En même temps, nous ne devrions pas utiliser cette liberté comme une excuse pour l'aiguillon. Les premiers chrétiens ont souvent donné beaucoup plus de 10%, la vente de biens pour répondre aux besoins d'autrui (Actes 4:32-35). Jésus lui-même a loué la pauvre veuve qui a donné tout ce qu'elle avait (Marc 12:41-44). Ces exemples nous mettent au défi d'examiner si 10% doit être considéré comme un maximum plutôt que comme un minimum.

Peut-être pourrions-nous considérer la dîme non pas comme une règle rigide, mais comme un point de départ utile pour une considération priante. Pour certains, donner 10% peut être une étape majeure de la foi. Pour d'autres, en particulier ceux qui ont la bénédiction de l'abondance, le Seigneur peut les appeler à donner beaucoup plus.

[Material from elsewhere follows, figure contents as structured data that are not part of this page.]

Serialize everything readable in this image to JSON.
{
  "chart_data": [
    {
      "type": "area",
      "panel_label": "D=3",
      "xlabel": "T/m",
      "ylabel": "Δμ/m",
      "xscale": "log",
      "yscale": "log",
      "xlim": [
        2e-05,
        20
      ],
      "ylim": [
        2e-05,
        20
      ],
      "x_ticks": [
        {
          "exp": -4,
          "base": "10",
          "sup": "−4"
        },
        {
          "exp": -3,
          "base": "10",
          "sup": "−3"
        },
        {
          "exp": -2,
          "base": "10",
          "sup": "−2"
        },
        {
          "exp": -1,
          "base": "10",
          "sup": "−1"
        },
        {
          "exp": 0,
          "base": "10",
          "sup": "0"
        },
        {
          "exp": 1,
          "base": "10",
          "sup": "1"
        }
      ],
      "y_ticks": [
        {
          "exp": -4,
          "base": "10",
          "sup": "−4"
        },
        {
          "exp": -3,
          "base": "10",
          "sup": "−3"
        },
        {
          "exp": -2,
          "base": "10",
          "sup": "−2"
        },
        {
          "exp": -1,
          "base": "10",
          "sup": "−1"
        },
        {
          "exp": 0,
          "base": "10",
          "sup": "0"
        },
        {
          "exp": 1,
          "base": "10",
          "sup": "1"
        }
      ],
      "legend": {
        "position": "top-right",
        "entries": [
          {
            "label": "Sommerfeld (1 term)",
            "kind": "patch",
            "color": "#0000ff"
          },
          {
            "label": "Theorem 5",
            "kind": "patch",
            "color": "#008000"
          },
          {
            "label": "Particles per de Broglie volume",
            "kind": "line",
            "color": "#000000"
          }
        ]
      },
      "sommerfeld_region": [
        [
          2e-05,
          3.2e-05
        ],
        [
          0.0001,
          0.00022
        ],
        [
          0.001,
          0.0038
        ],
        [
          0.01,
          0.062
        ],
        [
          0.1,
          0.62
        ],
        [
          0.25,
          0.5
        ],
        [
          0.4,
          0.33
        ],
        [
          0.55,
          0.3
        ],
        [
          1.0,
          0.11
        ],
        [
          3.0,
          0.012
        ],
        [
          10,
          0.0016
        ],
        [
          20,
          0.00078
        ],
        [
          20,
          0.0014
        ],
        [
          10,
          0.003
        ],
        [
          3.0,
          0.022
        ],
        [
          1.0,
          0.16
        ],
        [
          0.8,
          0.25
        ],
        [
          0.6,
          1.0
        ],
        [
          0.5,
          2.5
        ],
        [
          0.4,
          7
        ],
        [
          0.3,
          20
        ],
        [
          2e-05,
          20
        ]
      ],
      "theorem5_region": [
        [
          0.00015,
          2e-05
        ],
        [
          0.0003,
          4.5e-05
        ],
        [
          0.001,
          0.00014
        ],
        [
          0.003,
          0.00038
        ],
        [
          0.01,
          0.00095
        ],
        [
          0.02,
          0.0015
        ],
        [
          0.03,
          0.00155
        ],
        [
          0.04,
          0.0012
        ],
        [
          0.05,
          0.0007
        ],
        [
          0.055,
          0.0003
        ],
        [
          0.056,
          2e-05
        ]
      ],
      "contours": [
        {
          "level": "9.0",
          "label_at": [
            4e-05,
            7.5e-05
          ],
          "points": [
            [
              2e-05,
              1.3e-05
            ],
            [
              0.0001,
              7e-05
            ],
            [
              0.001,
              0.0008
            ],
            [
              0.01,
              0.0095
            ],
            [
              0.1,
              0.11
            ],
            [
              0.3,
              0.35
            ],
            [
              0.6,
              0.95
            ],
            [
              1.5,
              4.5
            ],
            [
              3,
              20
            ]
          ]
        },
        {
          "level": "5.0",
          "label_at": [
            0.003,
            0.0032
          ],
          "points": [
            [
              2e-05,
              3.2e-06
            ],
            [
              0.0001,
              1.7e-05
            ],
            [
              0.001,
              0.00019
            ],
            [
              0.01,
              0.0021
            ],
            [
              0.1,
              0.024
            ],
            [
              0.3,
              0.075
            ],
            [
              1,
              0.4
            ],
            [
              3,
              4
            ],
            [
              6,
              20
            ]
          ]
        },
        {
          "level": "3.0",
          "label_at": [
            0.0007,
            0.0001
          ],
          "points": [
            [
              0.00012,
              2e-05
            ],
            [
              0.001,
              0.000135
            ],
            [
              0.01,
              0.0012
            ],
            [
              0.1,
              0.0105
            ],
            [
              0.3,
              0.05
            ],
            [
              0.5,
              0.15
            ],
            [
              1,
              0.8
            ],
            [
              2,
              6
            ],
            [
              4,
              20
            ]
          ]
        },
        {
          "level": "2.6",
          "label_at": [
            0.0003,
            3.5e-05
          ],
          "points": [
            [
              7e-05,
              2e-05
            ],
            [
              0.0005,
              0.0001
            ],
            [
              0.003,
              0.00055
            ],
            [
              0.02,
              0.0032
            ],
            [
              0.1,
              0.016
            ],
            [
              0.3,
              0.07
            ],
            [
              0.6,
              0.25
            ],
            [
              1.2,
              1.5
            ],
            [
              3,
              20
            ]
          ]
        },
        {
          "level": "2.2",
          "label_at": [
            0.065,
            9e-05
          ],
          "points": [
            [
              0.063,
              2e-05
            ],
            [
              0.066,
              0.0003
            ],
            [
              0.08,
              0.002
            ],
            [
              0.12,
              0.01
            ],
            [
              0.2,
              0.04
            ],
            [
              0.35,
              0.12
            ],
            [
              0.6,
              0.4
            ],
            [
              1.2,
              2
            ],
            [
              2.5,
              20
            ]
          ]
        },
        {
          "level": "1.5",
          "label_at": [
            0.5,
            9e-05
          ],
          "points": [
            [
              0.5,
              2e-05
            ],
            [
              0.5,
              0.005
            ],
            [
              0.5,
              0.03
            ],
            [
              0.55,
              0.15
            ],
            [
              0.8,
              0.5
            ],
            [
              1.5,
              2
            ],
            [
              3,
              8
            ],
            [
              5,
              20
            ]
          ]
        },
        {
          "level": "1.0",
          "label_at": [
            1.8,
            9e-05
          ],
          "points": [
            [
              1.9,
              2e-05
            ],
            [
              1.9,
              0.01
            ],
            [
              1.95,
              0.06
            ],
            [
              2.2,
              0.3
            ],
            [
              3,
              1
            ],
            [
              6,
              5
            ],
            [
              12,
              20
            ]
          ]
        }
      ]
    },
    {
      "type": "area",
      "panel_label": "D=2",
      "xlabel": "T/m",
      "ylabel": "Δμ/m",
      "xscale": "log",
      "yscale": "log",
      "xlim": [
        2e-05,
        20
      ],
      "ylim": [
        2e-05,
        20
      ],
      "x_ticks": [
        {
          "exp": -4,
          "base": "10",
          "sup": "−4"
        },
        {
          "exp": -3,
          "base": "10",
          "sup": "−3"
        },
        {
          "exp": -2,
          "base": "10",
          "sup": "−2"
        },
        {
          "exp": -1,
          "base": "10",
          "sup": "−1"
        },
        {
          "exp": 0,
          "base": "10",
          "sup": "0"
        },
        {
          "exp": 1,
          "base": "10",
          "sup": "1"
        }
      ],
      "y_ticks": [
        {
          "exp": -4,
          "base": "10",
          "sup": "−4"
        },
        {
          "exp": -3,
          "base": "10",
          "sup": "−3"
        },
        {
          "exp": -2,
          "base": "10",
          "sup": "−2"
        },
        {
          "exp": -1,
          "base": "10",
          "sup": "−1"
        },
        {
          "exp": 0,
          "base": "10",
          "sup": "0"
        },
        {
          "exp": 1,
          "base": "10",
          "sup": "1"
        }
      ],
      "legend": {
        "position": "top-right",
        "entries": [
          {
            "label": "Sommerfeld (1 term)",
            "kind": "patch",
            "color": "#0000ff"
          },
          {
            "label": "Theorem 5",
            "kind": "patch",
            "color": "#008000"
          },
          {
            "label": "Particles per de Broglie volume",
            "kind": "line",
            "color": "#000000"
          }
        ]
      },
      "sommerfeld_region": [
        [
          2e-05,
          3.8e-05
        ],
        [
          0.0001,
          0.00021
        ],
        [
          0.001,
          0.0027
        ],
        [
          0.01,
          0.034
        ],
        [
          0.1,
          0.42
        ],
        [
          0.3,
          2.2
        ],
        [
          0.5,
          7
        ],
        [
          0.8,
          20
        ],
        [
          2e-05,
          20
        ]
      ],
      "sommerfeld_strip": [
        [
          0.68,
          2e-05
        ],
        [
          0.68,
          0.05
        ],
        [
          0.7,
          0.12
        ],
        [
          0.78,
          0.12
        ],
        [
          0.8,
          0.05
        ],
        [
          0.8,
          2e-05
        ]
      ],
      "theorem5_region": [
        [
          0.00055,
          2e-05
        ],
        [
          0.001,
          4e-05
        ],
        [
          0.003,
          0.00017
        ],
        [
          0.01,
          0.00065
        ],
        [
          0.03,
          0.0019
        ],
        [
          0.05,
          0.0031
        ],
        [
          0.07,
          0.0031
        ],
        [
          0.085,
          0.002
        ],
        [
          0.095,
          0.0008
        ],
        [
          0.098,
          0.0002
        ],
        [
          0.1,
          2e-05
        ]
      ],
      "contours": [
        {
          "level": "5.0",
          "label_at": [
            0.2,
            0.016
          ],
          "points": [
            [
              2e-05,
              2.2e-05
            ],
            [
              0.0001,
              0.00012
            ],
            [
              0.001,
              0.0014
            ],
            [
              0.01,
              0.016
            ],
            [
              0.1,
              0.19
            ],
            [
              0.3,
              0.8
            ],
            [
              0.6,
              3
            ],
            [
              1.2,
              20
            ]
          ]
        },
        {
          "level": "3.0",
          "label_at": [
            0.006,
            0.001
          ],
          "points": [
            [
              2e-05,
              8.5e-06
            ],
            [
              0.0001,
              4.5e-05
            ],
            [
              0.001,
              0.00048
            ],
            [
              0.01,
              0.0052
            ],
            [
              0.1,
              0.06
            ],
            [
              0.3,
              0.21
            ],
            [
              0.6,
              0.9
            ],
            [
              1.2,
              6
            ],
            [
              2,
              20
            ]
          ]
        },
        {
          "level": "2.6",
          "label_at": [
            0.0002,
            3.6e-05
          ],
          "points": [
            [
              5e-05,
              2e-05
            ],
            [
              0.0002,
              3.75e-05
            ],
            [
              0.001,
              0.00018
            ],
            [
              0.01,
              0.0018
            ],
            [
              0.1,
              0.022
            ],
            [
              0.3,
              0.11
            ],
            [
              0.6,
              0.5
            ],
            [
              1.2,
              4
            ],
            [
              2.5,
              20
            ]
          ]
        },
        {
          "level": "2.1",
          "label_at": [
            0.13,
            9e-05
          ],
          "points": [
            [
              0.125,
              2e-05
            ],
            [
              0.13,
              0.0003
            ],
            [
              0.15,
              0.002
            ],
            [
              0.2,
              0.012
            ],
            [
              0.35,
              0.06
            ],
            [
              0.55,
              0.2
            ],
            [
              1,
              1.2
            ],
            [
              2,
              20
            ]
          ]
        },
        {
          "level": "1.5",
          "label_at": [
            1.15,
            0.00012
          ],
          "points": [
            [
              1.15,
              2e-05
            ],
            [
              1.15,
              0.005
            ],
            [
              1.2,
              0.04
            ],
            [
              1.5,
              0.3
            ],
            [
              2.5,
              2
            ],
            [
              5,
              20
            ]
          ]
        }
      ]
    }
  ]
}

Ce qui compte le plus, ce n'est pas le pourcentage exact, mais l'attitude du cœur derrière notre don. Avons-nous confiance en Dieu en tant que notre fournisseur? Est-ce que nous grandissons dans la générosité? Utilisons-nous nos ressources pour bénir les autres et faire progresser le royaume de Dieu?

N'oublions pas non plus que les contributions financières ne sont pas le seul moyen de donner. Nous sommes appelés à nous offrir entièrement à Dieu, notre temps, nos talents et nos trésors. Certains peuvent être en mesure de donner plus financièrement, tandis que d'autres peuvent servir d'autres façons capacieux.

Quels principes le Nouveau Testament prévoit-il pour les dons financiers?

Bien que le Nouveau Testament ne prescrive pas de pourcentage spécifique pour donner, il nous offre de riches conseils sur l'esprit et la pratique de la générosité chrétienne. Réfléchissons à certains de ces principes qui peuvent façonner notre approche de la gérance financière.

Nous voyons que le don doit jaillir d’un cœur transformé par la grâce de Dieu. L'apôtre Paul, en louant les églises macédoniennes, note qu'elles se sont d'abord données au Seigneur (2 Corinthiens 8:5). Cela nous rappelle que notre don est une extension de notre dévotion au Christ (Carr, 2014).

Deuxièmement, le Nouveau Testament met l'accent sur le don joyeux et volontaire. Paul écrit: «Chacun doit donner comme il l'a décidé dans son cœur, sans réticence ni contrainte, car Dieu aime celui qui donne joyeusement» (2 Corinthiens 9:7). Nos offrandes ne devraient pas être motivées par la culpabilité ou la pression extérieure, mais par la joie et la gratitude pour les bénédictions de Dieu (Blegur et al., 2022; Carr, 2014).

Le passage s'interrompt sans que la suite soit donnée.